叶わぬ恋ほど忘れ難い
4:もう有り得ないことなのに、
遅番の仕事を終えてスタッフルームに行くと、六時半にあがったはずの店長と、九時半にあがったはずの副店長がいた。仲良くカードゲームに興じていた。
「何してるんですか?」
聞くとふたりはあっけらかんとして「デュエルしてる」と答えた。遅番スタッフ三人で、顔を見合わせ苦笑い。
「いやせっかく定時であがれたんだから帰りましょうよ。ふたりともまだ新婚なんですから」
「オレの奥さんクラス会で留守。連絡入ったら駅まで迎えに行くことになってるから」
そう言う副店長は良い。問題は退勤から六時間、ずっとここにいた店長だ。結婚して一年も経っていないのに、奥さんは店長の転勤に付き添い、こんな見知らぬ土地に来た。頼れる人は店長しかいないはずだ。なのに旦那は職場でカードゲーム。
「帰ったほうがいいですよ。もう日付が変わってる」
「そんなことより崎田さんも一緒に遊ぼう。もう月島くんとデュエルするの飽きちゃったよ」
「誘ったのは佐原店長なのにひどい言われ様ですね」
「ほらほら、三人ともデッキ出して」
もう一度遅番三人で顔を見合わせ、今度はため息をついた。
遅番専門の田中さんは彼女と深夜デートのためさっさと帰って行った。副店長の月島さんも奥さんから連絡があって、デレデレしながらスタッフルームを後にした。残ったのは店長とベテランスタッフの武田さんとわたし。三人で変わりばんこに対戦し、カードゲーム初心者のわたしにすらぼろ負けした武田さんが罰ゲームでコンビニに買い出しに行くことになった。
現在、深夜のスタッフルームには店長とわたしのふたりきり。
嬉しいけれど、素直に喜ぶことができない。店長の奥さんは、今家に一人きりだ。
「店長、いい加減帰ったほうがいいですよ。今何時か知ってます?」
「二時だね」
「せっかく六時半にあがったのに」
「帰りたくない日ってあるじゃん? 今日がその日」
「わりといつも残ってますけど」
「うん、わりといつも帰りたくない」
わりと返答しづらい内容だった。店長と奥さんの間に何かあったなら、それに付け込むチャンスだ。でも、家に一人でいる奥さんのことを考えたら、そうするべきではない。いや、そもそもそんなことをしてはいけない。
「崎田さんは子ども好き?」
カードをケースにしまいながら店長が言った。
「はい、好きですよ」
「結婚したら子ども欲しいって思う?」
「そりゃあ欲しいですよ」
「だよなぁ……」
その口ぶりから、店長と奥さんが子どものことで何かあったのだと察した。
「うちの嫁さん、子どもは絶対いらないんだってさ。うるさいし汚いし、時間も金もかかるって」
「そうなんですか……」
「子どもなんてだーいきらい! って怒鳴ってばっか」
「へぇ……」
どう返答するべきか頭の中で必死に考えたけれど、どれが最良なのか、結論は出なかった。

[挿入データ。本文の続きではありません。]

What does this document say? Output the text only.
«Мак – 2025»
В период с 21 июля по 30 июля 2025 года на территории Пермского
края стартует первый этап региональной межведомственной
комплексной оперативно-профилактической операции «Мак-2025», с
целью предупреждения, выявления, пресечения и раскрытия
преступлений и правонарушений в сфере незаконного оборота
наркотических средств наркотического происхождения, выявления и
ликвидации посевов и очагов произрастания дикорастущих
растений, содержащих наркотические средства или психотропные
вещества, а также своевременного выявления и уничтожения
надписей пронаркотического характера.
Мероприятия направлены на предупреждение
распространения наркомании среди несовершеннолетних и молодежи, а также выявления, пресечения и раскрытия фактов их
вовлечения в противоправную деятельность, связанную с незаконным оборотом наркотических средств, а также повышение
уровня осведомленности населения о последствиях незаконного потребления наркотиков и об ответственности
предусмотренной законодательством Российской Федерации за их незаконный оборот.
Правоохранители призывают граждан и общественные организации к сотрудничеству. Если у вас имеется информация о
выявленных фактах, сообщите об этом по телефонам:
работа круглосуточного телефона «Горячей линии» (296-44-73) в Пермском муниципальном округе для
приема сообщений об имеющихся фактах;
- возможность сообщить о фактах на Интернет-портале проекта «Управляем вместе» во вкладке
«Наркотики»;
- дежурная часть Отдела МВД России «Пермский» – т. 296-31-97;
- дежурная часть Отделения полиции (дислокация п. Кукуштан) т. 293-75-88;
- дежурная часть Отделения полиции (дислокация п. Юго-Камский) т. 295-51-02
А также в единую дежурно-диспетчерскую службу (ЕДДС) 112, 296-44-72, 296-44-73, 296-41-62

「そんで喧嘩中。結果、スタッフルームでデュエルしてる。お互い頭冷やさないとな」
「ですね……」
ああ、失敗した。あんまり帰れ帰れと言わなければ良かった。夫婦には夫婦の問題がある。それを解決できるのは当人たちだけ。喧嘩も仲直りも当人たちのタイミングがあるのだ。わたしの知らない、タイミングが……。